Roque Chico de Salmor giant lizard.

The species is very robust. Nasal openings touch the rostral, first supralabial, and postnasal. Five supralabials are usually before the subocular. Large temporal scales, between 25 and 81 in number. Two very large supratemporal scales. Maseteric and tympanic are present but small. The collar is serrated and made of 10 to 17 scales. There are 80-103 dorsal scales, small and on the center of the body. Ventral scales are almost square in shape, and present in 18-22 longitudinal series.

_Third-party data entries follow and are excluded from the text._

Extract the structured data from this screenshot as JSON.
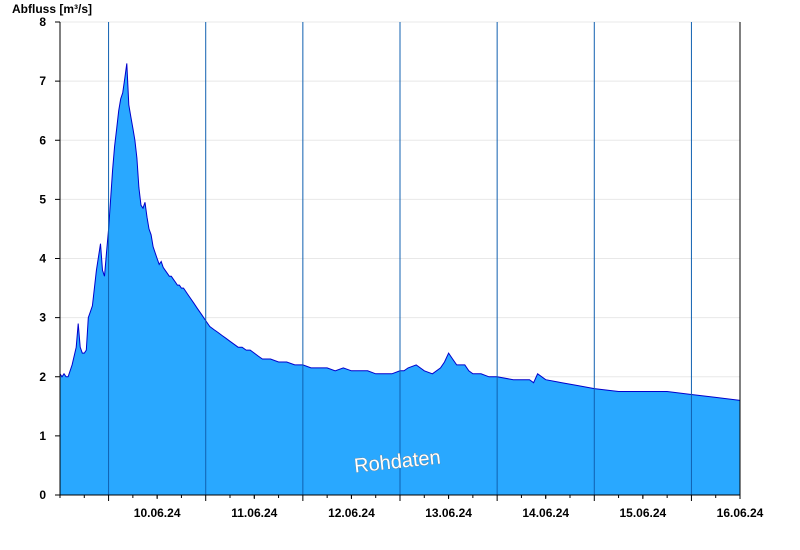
{
  "chart_data": {
    "type": "area",
    "ylabel": "Abfluss [m³/s]",
    "ylim": [
      0,
      8
    ],
    "yticks": [
      "0",
      "1",
      "2",
      "3",
      "4",
      "5",
      "6",
      "7",
      "8"
    ],
    "xlim": [
      "09.06.24 12:00",
      "16.06.24 12:00"
    ],
    "day_labels": [
      "10.06.24",
      "11.06.24",
      "12.06.24",
      "13.06.24",
      "14.06.24",
      "15.06.24",
      "16.06.24"
    ],
    "grid": true,
    "fill_color": "#29a8ff",
    "line_color": "#0000cc",
    "watermark": "Rohdaten",
    "series": [
      {
        "x": [
          "09.06.24 12:00",
          "09.06.24 12:30",
          "09.06.24 13:00",
          "09.06.24 13:30",
          "09.06.24 14:00",
          "09.06.24 15:00",
          "09.06.24 16:00",
          "09.06.24 16:30",
          "09.06.24 17:00",
          "09.06.24 17:30",
          "09.06.24 18:00",
          "09.06.24 18:30",
          "09.06.24 19:00",
          "09.06.24 19:30",
          "09.06.24 20:00",
          "09.06.24 21:00",
          "09.06.24 22:00",
          "09.06.24 22:30",
          "09.06.24 23:00",
          "09.06.24 23:30",
          "10.06.24 00:00",
          "10.06.24 00:30",
          "10.06.24 01:00",
          "10.06.24 01:30",
          "10.06.24 02:00",
          "10.06.24 02:30",
          "10.06.24 03:00",
          "10.06.24 03:30",
          "10.06.24 04:00",
          "10.06.24 04:30",
          "10.06.24 05:00",
          "10.06.24 05:30",
          "10.06.24 06:00",
          "10.06.24 06:30",
          "10.06.24 07:00",
          "10.06.24 07:30",
          "10.06.24 08:00",
          "10.06.24 08:30",
          "10.06.24 09:00",
          "10.06.24 09:30",
          "10.06.24 10:00",
          "10.06.24 10:30",
          "10.06.24 11:00",
          "10.06.24 11:30",
          "10.06.24 12:00",
          "10.06.24 12:30",
          "10.06.24 13:00",
          "10.06.24 13:30",
          "10.06.24 14:00",
          "10.06.24 14:30",
          "10.06.24 15:00",
          "10.06.24 15:30",
          "10.06.24 16:00",
          "10.06.24 16:30",
          "10.06.24 17:00",
          "10.06.24 17:30",
          "10.06.24 18:00",
          "10.06.24 18:30",
          "10.06.24 19:00",
          "10.06.24 19:30",
          "10.06.24 20:00",
          "10.06.24 21:00",
          "10.06.24 22:00",
          "10.06.24 23:00",
          "11.06.24 00:00",
          "11.06.24 01:00",
          "11.06.24 02:00",
          "11.06.24 03:00",
          "11.06.24 04:00",
          "11.06.24 05:00",
          "11.06.24 06:00",
          "11.06.24 07:00",
          "11.06.24 08:00",
          "11.06.24 09:00",
          "11.06.24 10:00",
          "11.06.24 11:00",
          "11.06.24 12:00",
          "11.06.24 13:00",
          "11.06.24 14:00",
          "11.06.24 15:00",
          "11.06.24 16:00",
          "11.06.24 18:00",
          "11.06.24 20:00",
          "11.06.24 22:00",
          "12.06.24 00:00",
          "12.06.24 02:00",
          "12.06.24 04:00",
          "12.06.24 06:00",
          "12.06.24 08:00",
          "12.06.24 10:00",
          "12.06.24 12:00",
          "12.06.24 14:00",
          "12.06.24 16:00",
          "12.06.24 18:00",
          "12.06.24 20:00",
          "12.06.24 22:00",
          "13.06.24 00:00",
          "13.06.24 01:00",
          "13.06.24 02:00",
          "13.06.24 04:00",
          "13.06.24 06:00",
          "13.06.24 08:00",
          "13.06.24 10:00",
          "13.06.24 11:00",
          "13.06.24 12:00",
          "13.06.24 13:00",
          "13.06.24 14:00",
          "13.06.24 15:00",
          "13.06.24 16:00",
          "13.06.24 17:00",
          "13.06.24 18:00",
          "13.06.24 20:00",
          "13.06.24 22:00",
          "14.06.24 00:00",
          "14.06.24 04:00",
          "14.06.24 08:00",
          "14.06.24 09:00",
          "14.06.24 10:00",
          "14.06.24 12:00",
          "14.06.24 16:00",
          "14.06.24 20:00",
          "15.06.24 00:00",
          "15.06.24 06:00",
          "15.06.24 12:00",
          "15.06.24 18:00",
          "16.06.24 00:00",
          "16.06.24 06:00",
          "16.06.24 12:00"
        ],
        "values": [
          2.05,
          2.0,
          2.05,
          2.0,
          2.0,
          2.2,
          2.5,
          2.9,
          2.5,
          2.4,
          2.4,
          2.45,
          3.0,
          3.1,
          3.2,
          3.8,
          4.25,
          3.8,
          3.7,
          4.1,
          4.5,
          5.0,
          5.5,
          5.9,
          6.2,
          6.5,
          6.7,
          6.8,
          7.05,
          7.3,
          6.6,
          6.4,
          6.2,
          6.0,
          5.7,
          5.2,
          4.9,
          4.85,
          4.95,
          4.7,
          4.5,
          4.4,
          4.2,
          4.1,
          4.0,
          3.9,
          3.95,
          3.85,
          3.8,
          3.75,
          3.7,
          3.7,
          3.65,
          3.6,
          3.55,
          3.55,
          3.5,
          3.5,
          3.45,
          3.4,
          3.35,
          3.25,
          3.15,
          3.05,
          2.95,
          2.85,
          2.8,
          2.75,
          2.7,
          2.65,
          2.6,
          2.55,
          2.5,
          2.5,
          2.45,
          2.45,
          2.4,
          2.35,
          2.3,
          2.3,
          2.3,
          2.25,
          2.25,
          2.2,
          2.2,
          2.15,
          2.15,
          2.15,
          2.1,
          2.15,
          2.1,
          2.1,
          2.1,
          2.05,
          2.05,
          2.05,
          2.1,
          2.1,
          2.15,
          2.2,
          2.1,
          2.05,
          2.15,
          2.25,
          2.4,
          2.3,
          2.2,
          2.2,
          2.2,
          2.1,
          2.05,
          2.05,
          2.0,
          2.0,
          1.95,
          1.95,
          1.9,
          2.05,
          1.95,
          1.9,
          1.85,
          1.8,
          1.75,
          1.75,
          1.75,
          1.7,
          1.65,
          1.6
        ]
      }
    ]
  }
}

Adults are black colored, with lighter legs and tail, and some light spots over the lips and the temporal region. The sides of the body have six to eight yellow ocelli, sometimes with a second row below. Ocelli are larger and more numerous in males than in females. The belly is dark brown, somewhat lighter in the external ventral scales and the posterior section of the belly. The submaxilar is black, with light spots and longitudial dark bands in the gular region. Juveniles are lighter colored than adults, with the anterior part of the back brown-reddish and the posterior gray-brown. They also have numerous ocelli on the back: yellow, green, or blueish.

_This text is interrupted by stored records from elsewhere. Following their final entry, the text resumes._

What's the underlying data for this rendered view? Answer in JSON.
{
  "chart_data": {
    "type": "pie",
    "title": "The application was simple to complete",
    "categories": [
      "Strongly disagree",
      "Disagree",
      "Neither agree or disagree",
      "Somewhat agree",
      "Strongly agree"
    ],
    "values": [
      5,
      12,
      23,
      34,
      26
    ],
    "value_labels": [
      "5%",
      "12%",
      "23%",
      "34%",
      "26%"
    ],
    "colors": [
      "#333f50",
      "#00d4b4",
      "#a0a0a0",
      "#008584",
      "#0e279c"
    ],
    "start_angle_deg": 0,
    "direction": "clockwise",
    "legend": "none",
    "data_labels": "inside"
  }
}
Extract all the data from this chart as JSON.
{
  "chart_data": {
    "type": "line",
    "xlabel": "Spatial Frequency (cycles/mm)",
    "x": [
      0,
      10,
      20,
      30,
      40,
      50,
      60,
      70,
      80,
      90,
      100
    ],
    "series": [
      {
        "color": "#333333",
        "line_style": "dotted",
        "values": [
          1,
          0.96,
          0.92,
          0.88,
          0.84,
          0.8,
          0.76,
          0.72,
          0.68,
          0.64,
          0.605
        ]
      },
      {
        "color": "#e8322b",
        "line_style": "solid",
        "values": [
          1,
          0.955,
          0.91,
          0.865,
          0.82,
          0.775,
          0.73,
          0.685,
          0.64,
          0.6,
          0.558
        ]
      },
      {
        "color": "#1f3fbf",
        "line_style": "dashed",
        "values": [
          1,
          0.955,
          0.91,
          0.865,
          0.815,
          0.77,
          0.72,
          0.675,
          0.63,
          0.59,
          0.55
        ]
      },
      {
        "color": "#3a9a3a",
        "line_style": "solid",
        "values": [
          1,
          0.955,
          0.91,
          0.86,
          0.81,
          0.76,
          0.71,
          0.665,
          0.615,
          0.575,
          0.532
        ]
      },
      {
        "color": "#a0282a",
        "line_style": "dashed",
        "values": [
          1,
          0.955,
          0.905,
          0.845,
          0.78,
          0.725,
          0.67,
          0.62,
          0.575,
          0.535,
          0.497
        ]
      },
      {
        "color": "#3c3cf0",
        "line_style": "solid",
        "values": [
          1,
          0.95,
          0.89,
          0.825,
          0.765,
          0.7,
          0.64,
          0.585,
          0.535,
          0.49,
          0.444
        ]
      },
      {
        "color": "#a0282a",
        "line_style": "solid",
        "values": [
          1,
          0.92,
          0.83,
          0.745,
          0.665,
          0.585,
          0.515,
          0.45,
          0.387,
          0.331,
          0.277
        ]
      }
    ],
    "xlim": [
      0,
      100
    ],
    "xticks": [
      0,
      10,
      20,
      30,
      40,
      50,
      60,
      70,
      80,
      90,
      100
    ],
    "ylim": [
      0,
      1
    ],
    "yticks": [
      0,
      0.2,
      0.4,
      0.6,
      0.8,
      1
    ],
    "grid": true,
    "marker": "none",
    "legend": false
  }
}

The species has 40 chromosomes. Males are generally larger than females, but also have proportionally larger head and longer legs. The species grows and reproduces for life, which results in decreased size when animals are subjected to predation and prevented from reaching their full adult size. The extinct nominate subspecies was slightly larger than the one from the mainland, even when the latter is raised in captivity without the action of predators.